Rep. Mike Garcia, R-Santa Clarita, has introduced his first piece of legislation, which would repeal the state and local tax deduction cap created in the 2017 Tax Cuts and Jobs Act.
Taxpayers who itemize their deductions can deduct what they have paid in state and local taxes, and can elect to deduct state and local general sales taxes instead of income taxes, but cannot deduct both, according to the IRS.
Under the Tax Cuts and Jobs Act, there is a $10,000 cap on the state and local tax itemized deduction and it is set to expire in 2025. Before it was enacted in 2017, there was no limit.
Garcia’s House Resolution 202, titled the State and Local Tax (SALT) Fairness Act, aims to put an end to the cap.
“One of my top priorities in Congress from day one has been to repeal the SALT deduction cap, which is why the first bill I am introducing in Congress would repeal the deduction cap,” said Garcia in a prepared statement Monday.
The congressman said many Californians have moved out of the state in recent years due to “suffocating” high property taxes and living and energy costs.
“While I am a strong proponent of cutting taxes, the simple fact is we can’t wait any longer to act.
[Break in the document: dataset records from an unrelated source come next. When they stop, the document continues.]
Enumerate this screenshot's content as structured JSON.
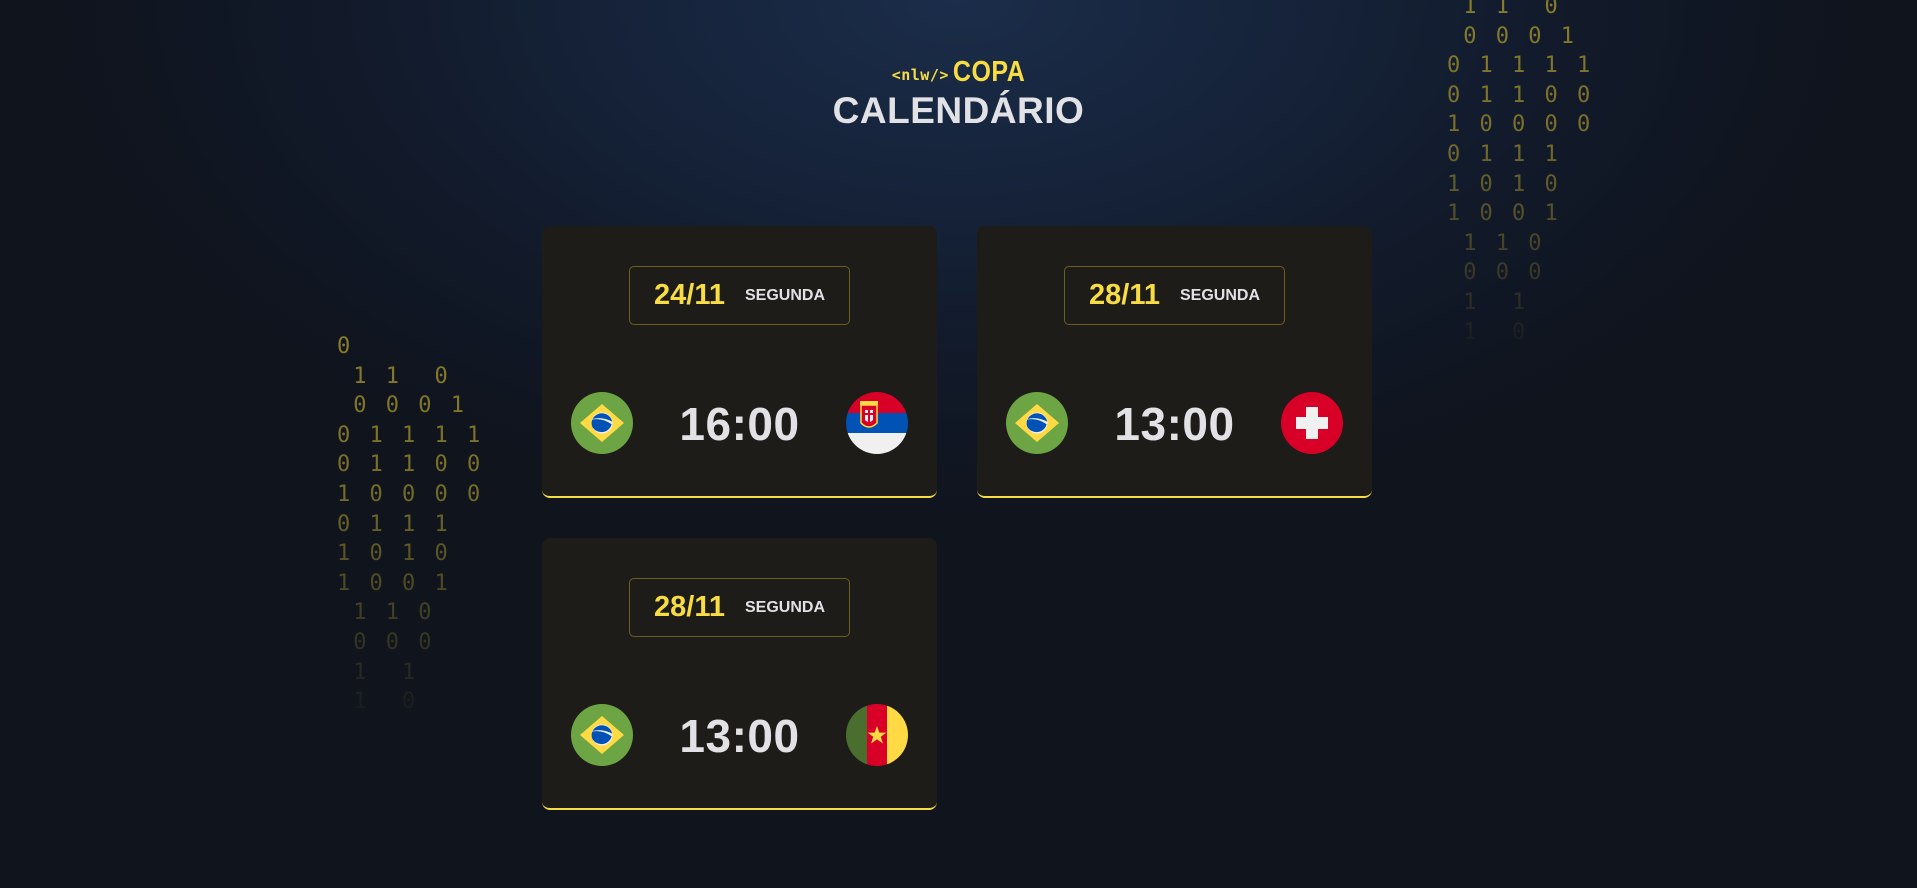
{
  "header": {
    "logo_tag": "<nlw/>",
    "logo_word": "COPA",
    "title": "CALENDÁRIO"
  },
  "binary_left": [
    "0",
    " 1 1  0",
    " 0 0 0 1",
    "0 1 1 1 1",
    "0 1 1 0 0",
    "1 0 0 0 0",
    "0 1 1 1",
    "1 0 1 0",
    "1 0 0 1",
    " 1 1 0",
    " 0 0 0",
    " 1  1",
    " 1  0"
  ],
  "binary_right": [
    " 1 1  0",
    " 0 0 0 1",
    "0 1 1 1 1",
    "0 1 1 0 0",
    "1 0 0 0 0",
    "0 1 1 1",
    "1 0 1 0",
    "1 0 0 1",
    " 1 1 0",
    " 0 0 0",
    " 1  1",
    " 1  0"
  ],
  "matches": [
    {
      "date": "24/11",
      "weekday": "SEGUNDA",
      "time": "16:00",
      "home_flag": "brazil-flag-icon",
      "away_flag": "serbia-flag-icon"
    },
    {
      "date": "28/11",
      "weekday": "SEGUNDA",
      "time": "13:00",
      "home_flag": "brazil-flag-icon",
      "away_flag": "switzerland-flag-icon"
    },
    {
      "date": "28/11",
      "weekday": "SEGUNDA",
      "time": "13:00",
      "home_flag": "brazil-flag-icon",
      "away_flag": "cameroon-flag-icon"
    }
  ],
  "colors": {
    "accent": "#f7dd43",
    "card_bg": "#1e1c18",
    "text": "#e1e1e6",
    "background": "#121a27"
  }
}
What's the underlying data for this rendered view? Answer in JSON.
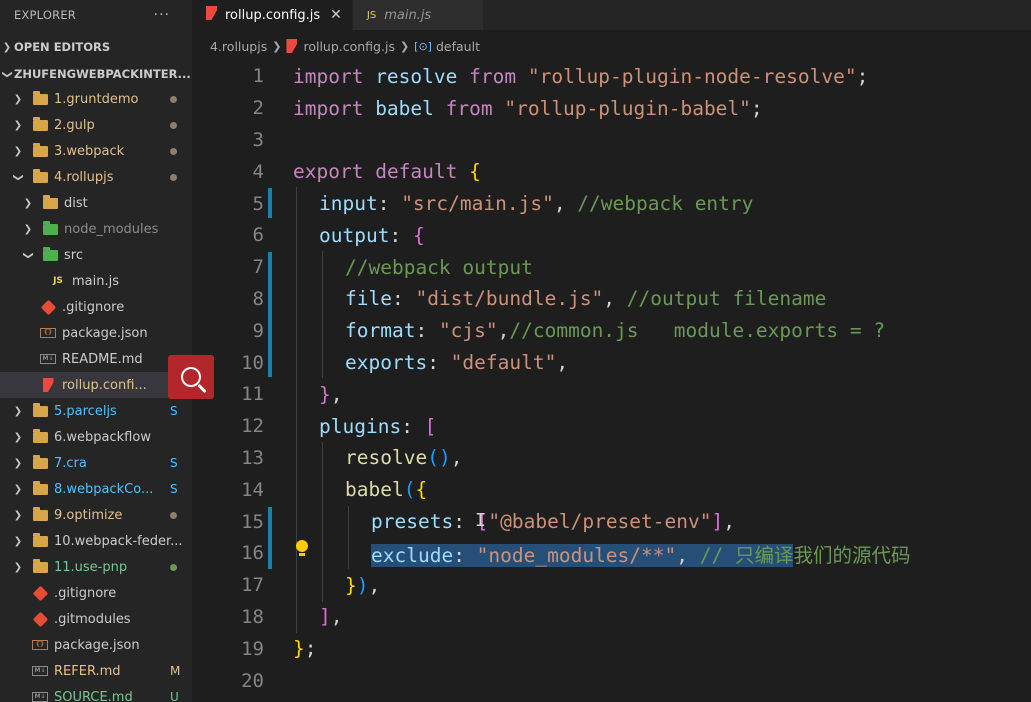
{
  "explorer": {
    "title": "EXPLORER",
    "more": "···",
    "open_editors": "OPEN EDITORS",
    "workspace": "ZHUFENGWEBPACKINTER...",
    "items": [
      {
        "label": "1.gruntdemo",
        "badge": "dot"
      },
      {
        "label": "2.gulp",
        "badge": "dot"
      },
      {
        "label": "3.webpack",
        "badge": "dot"
      },
      {
        "label": "4.rollupjs",
        "badge": "dot"
      },
      {
        "label": "dist",
        "badge": ""
      },
      {
        "label": "node_modules",
        "badge": ""
      },
      {
        "label": "src",
        "badge": ""
      },
      {
        "label": "main.js",
        "badge": ""
      },
      {
        "label": ".gitignore",
        "badge": ""
      },
      {
        "label": "package.json",
        "badge": ""
      },
      {
        "label": "README.md",
        "badge": ""
      },
      {
        "label": "rollup.confi...",
        "badge": "M"
      },
      {
        "label": "5.parceljs",
        "badge": "S"
      },
      {
        "label": "6.webpackflow",
        "badge": ""
      },
      {
        "label": "7.cra",
        "badge": "S"
      },
      {
        "label": "8.webpackCo...",
        "badge": "S"
      },
      {
        "label": "9.optimize",
        "badge": "dot"
      },
      {
        "label": "10.webpack-feder...",
        "badge": ""
      },
      {
        "label": "11.use-pnp",
        "badge": "dot"
      },
      {
        "label": ".gitignore",
        "badge": ""
      },
      {
        "label": ".gitmodules",
        "badge": ""
      },
      {
        "label": "package.json",
        "badge": ""
      },
      {
        "label": "REFER.md",
        "badge": "M"
      },
      {
        "label": "SOURCE.md",
        "badge": "U"
      }
    ]
  },
  "tabs": [
    {
      "label": "rollup.config.js",
      "close": "✕",
      "icon": "JS"
    },
    {
      "label": "main.js",
      "icon": "JS"
    }
  ],
  "breadcrumb": {
    "folder": "4.rollupjs",
    "file": "rollup.config.js",
    "symbol": "default"
  },
  "code": {
    "line_numbers": [
      "1",
      "2",
      "3",
      "4",
      "5",
      "6",
      "7",
      "8",
      "9",
      "10",
      "11",
      "12",
      "13",
      "14",
      "15",
      "16",
      "17",
      "18",
      "19",
      "20"
    ],
    "tokens": {
      "l1": [
        "import",
        " resolve ",
        "from",
        " ",
        "\"rollup-plugin-node-resolve\"",
        ";"
      ],
      "l2": [
        "import",
        " babel ",
        "from",
        " ",
        "\"rollup-plugin-babel\"",
        ";"
      ],
      "l4": [
        "export",
        " ",
        "default",
        " ",
        "{"
      ],
      "l5": [
        "input",
        ": ",
        "\"src/main.js\"",
        ", ",
        "//webpack entry"
      ],
      "l6": [
        "output",
        ": ",
        "{"
      ],
      "l7": [
        "//webpack output"
      ],
      "l8": [
        "file",
        ": ",
        "\"dist/bundle.js\"",
        ", ",
        "//output filename"
      ],
      "l9": [
        "format",
        ": ",
        "\"cjs\"",
        ",",
        "//common.js   module.exports = ?"
      ],
      "l10": [
        "exports",
        ": ",
        "\"default\"",
        ","
      ],
      "l11": [
        "}",
        ","
      ],
      "l12": [
        "plugins",
        ": ",
        "["
      ],
      "l13": [
        "resolve",
        "(",
        ")",
        ","
      ],
      "l14": [
        "babel",
        "(",
        "{"
      ],
      "l15": [
        "presets",
        ": ",
        "[",
        "\"@babel/preset-env\"",
        "]",
        ","
      ],
      "l16": [
        "exclude",
        ": ",
        "\"node_modules/**\"",
        ", ",
        "// 只编译",
        "我们的源代码"
      ],
      "l17": [
        "}",
        ")",
        ","
      ],
      "l18": [
        "]",
        ","
      ],
      "l19": [
        "}",
        ";"
      ]
    }
  },
  "colors": {
    "keyword": "#569cd6",
    "string": "#ce9178",
    "property": "#9cdcfe",
    "function": "#dcdcaa",
    "comment": "#6a9955",
    "selection": "#264f78"
  }
}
The Tax Cuts and Jobs Act of 2017 made progress in many ways, but the cap it put on SALT deductions was not one of them,” said Garcia.
“While this bill would greatly help Californians by removing the SALT deduction cap, I will continue to advocate for needed tax cuts,” he added. “I am happy and willing to work with anyone from any political party to deliver tax relief for my constituents, and I will continue fighting for residents of CA-25 to be able to keep more of their hard-earned money.”
H.R. 202 was introduced in the House of Representatives on Jan. 5 and was referred to the House Committee on Ways and Means that same day.